Kiliselerin içerisinde flash ile çekim yapmak yasak.





Fiyat: Müze Kartınız varsa giriş ücretsiz. Ayrıca tur ile gittiyseniz de müzenin giriş fiyatı turdan düşüyor. Her yazımda söylediğim gibi müze kartını mutlaka çıkarın. :)
Müze kartınız yoksa da fiyat: 30 TL

Müze Saatler:
Nisan-Ekim Yaz Saatleri: 08:00 - 19:00
Kasım-Mart Kış Saatleri: 08:00 - 17:00

3.Avanos Çömlek Atölyesi: 

Turumuza çömlek atölyesi ile devam ettik.Çömlek yapımını tecrübeli sanatkarlardan öğrendik ve çömlek yapımını denemiş olduk.

4. Paşabağ Vadisi: 


En güzel Peribacaları'nın bulunduğu yer burasıymış. Kapadokya bölgesinde benzersiz olan mantar formundaki Peribacaları'nın bulunduğu ve


henüz oluşmaya başlamış Peribacaları'nı ya da ömrünü tamamlamış olan Peribacaları'nın en güzel incelenebildiği nokta.
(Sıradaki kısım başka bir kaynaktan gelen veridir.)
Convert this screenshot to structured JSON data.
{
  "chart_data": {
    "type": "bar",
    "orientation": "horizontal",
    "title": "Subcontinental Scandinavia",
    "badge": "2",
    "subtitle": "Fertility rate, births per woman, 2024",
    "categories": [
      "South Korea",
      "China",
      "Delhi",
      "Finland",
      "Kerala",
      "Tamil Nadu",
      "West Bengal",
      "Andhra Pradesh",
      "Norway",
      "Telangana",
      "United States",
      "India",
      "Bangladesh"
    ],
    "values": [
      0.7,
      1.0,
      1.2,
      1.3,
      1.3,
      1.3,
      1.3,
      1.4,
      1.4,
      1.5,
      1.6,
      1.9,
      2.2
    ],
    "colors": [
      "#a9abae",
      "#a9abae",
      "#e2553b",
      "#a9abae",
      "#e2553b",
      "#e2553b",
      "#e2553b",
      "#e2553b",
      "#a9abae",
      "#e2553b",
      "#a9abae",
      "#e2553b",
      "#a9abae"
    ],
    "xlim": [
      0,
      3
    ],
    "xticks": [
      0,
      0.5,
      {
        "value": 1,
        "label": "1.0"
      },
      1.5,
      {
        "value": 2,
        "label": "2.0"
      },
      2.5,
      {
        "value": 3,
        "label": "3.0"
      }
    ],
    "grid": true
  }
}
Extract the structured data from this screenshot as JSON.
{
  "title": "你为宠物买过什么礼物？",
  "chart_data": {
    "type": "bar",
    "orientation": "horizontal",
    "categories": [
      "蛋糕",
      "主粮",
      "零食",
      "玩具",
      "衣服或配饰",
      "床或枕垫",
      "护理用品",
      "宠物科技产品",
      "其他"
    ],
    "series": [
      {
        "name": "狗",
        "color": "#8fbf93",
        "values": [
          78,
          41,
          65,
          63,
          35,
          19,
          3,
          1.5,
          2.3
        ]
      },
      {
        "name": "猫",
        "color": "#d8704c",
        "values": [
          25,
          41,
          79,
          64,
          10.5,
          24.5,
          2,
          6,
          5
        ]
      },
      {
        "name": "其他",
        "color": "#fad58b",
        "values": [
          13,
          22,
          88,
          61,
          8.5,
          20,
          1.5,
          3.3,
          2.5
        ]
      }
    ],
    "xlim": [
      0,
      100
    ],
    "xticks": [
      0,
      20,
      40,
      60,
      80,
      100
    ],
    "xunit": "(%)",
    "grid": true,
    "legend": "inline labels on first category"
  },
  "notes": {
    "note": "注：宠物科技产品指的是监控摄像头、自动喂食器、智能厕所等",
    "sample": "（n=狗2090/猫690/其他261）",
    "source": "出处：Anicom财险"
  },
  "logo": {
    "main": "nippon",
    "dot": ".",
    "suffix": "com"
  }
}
Vadi keşişlerin inzivaya çekildiği hücreler ile dolu. Burası Peribacaları'nın arasında mükemmel bir yürüyüş alanı ayrıca. İrili ufaklı bir sürü Peribacaları'na dokunarak, onların oluşumunu seyrederek yürüyüşünüzü tamamlayabilirsiniz.

Rehberimiz Paşabağ ile ilgili bir hikaye anlattı ki inanması size kalmış.:) Bu bacalarda gerçekten periler saklanırmış ve bu periler ve insanlar huzur içinde yaşarmış. Eğer bir peri ve insan aşık olup evlenirse bu büyü bozulacakmış. Tabi beklenen olmuş ve peri ile insan birbirlerine aşık olmuşlar. Bu dostluğun sonu da bu şekilde gelmiş. Dediğim gibi inanması tamamen size kalmış. :)

Giriş Ücreti: Giriş ücretsiz. Ayrıca kendi aracınız ile geldiyseniz otoparkta ücretsiz.
Adres: Zelve Yolu, 50500 Çavuşin Köyü/ Avanos



5.Hayal Vadisi/ Devrent Vadisi: 


Bu vadide o kadar çeşitli peribacaları mevcut ki hepsini farklı bir şekle benzetiyorsunuz. O yüzden de adına Hayal Vadisi demişler. En ünlüsü muhtemelen herkesin bildiği "deve" figürü.

Biz Hayal Vadisi'nde Peribacaları'nı şekillere benzeterek küçük bir yarışma yaptık. Siz de bu oluşumlarla ufak bir oyun oynayabilirsiniz. :)) Ben bir tane Peribacası'nı pokemona bile benzettim. Tamamen sizin hayal gücünüze kalmış. :)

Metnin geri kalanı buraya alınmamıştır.